Irrelative, Poetry Life & Times, March 2016

For Ed Hall

Wash hands of him, rip collar,
band one arm in black.
Every year say kaddish, and press
a stone into the ground.
You saw his stumble on the down
step – a Mobile city bus –
two years old, but already wearing his father’s
sins – indistinct, sleepy, immobile
with Norman Rockwell crack,
his mother’s rage, “Get your black
ass up,” what the world will say
if he falls – dreaming – of red hair and freckles,
promises exed. Of course,
she turns on him, tears that calendar
from the wall, pops his woolgathering


the fisherman and his wife & Palm Sunday, SunStruck Magazine, March 2016

the fisherman and his wife

An old joke: three Natives sitting on a riverbank
discover – washed up – a brass lamp. When they rub
its tarnished sides, poof!
pops a genie with three wishes to give away.
One man pines for home, the Dakotas,
and vanishes instantly; the second the Carolinas,
his tribe – and he’s gone – kaboom!
The last, none too bright – a Navajo –
this is a joke about Navajos –
asks, ’Geez, I sure miss those guys, innit?
I wish they were back here.’

That water should yield vain magic we accept
because, perhaps, like searchers in fairy tales,
we have already what light we long for
shut up within us. The fisherman’s wife, held close
in her father’s house, deems
poverty a curse, dreams
watering flowers with a garden hose,
then a tower and blue-jacketed courtiers
toting her jewels on a cushioned platter.
This wife’s lackey spouse, ordered about by everyone,
we side with him, share his embarrassment

having to ask a fish for a penis
for his wife, although she takes him to bed, after.
She must be King, Emperor, Pope, God –
while with each turn of fortune
she grows more dissatisfied. We understand
she in penury is like God to begin with.
And we wonder, as with the genie, how it is
an enchanted fish (for certainly it, too, is like God),
can help others, but not itself,
or why the wife sends the fisherman with her questions.
It’s not like she doesn’t have the balls.
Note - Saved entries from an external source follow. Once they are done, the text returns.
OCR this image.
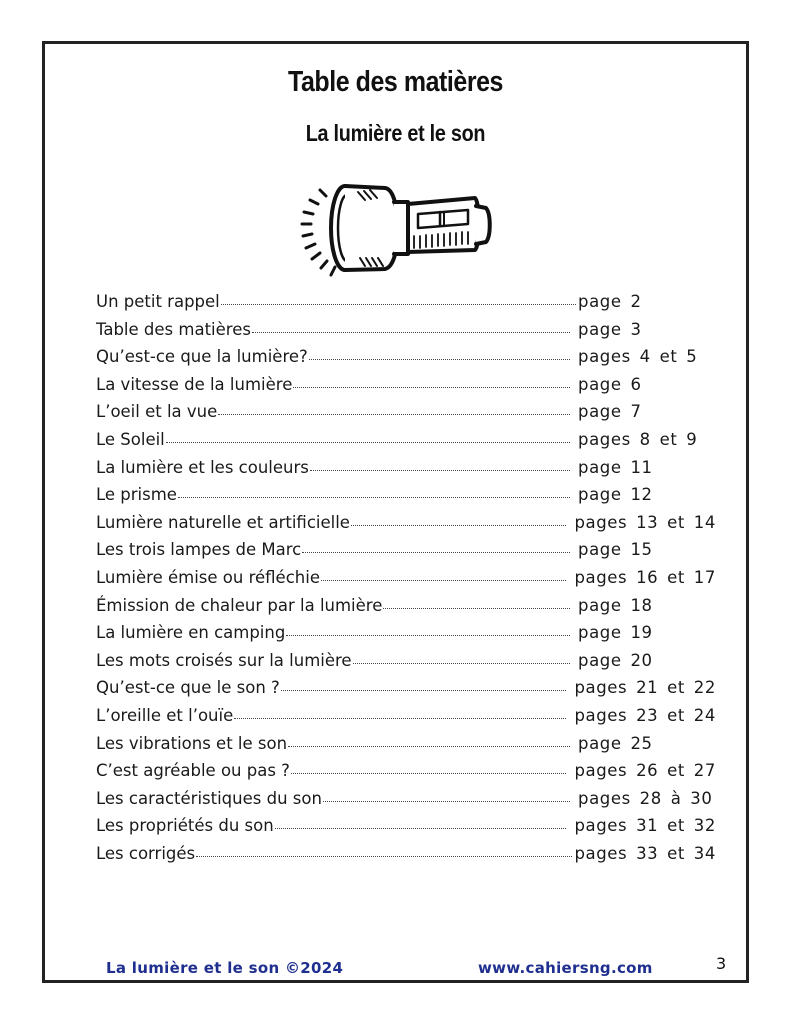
Table des matières
La lumière et le son
Un petit rappel	page 2
Table des matières	page 3
Qu’est-ce que la lumière?	pages 4 et 5
La vitesse de la lumière	page 6
L’oeil et la vue	page 7
Le Soleil	pages 8 et 9
La lumière et les couleurs	page 11
Le prisme	page 12
Lumière naturelle et artificielle	pages 13 et 14
Les trois lampes de Marc	page 15
Lumière émise ou réfléchie	pages 16 et 17
Émission de chaleur par la lumière	page 18
La lumière en camping	page 19
Les mots croisés sur la lumière	page 20
Qu’est-ce que le son ?	pages 21 et 22
L’oreille et l’ouïe	pages 23 et 24
Les vibrations et le son	page 25
C’est agréable ou pas ?	pages 26 et 27
Les caractéristiques du son	pages 28 à 30
Les propriétés du son	pages 31 et 32
Les corrigés	pages 33 et 34
La lumière et le son ©2024	www.cahiersng.com	3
When I was a child I felt bad for God.
I pictured him alone in watery depths, like Jonah,
scribbling the Law. In my father’s library
gray-green tides rose and grew black with prayer;
I didn’t have it, what you need to piss on a wall.
Shut-mouthed, I copied out rules for myself.
When I grew up, I built my house by the ravine
between electrical towers
and the McDonough penitentiary.
The fisherman’s wife turns on a wish toward her poor hut.
I barely knew my mother.

Palm Sunday

What does wind represent? I ask the class.
They are reading Jean Toomer.
‘Freedom,’ one says, and as I write it on the board,
my puerile self awakens

leaping in a backyard clearing,
nearly swept away, but not quite,
in the heavy winds before that tornado, so long ago.

An aborted bath,
a child naked and dripping –
pajamas tossed down stairs, blanket, candles –
she’s tucked up clean and safe in the surrounding alarm,
sucking sugar.

The morning’s palm fronds fan under a crucifix.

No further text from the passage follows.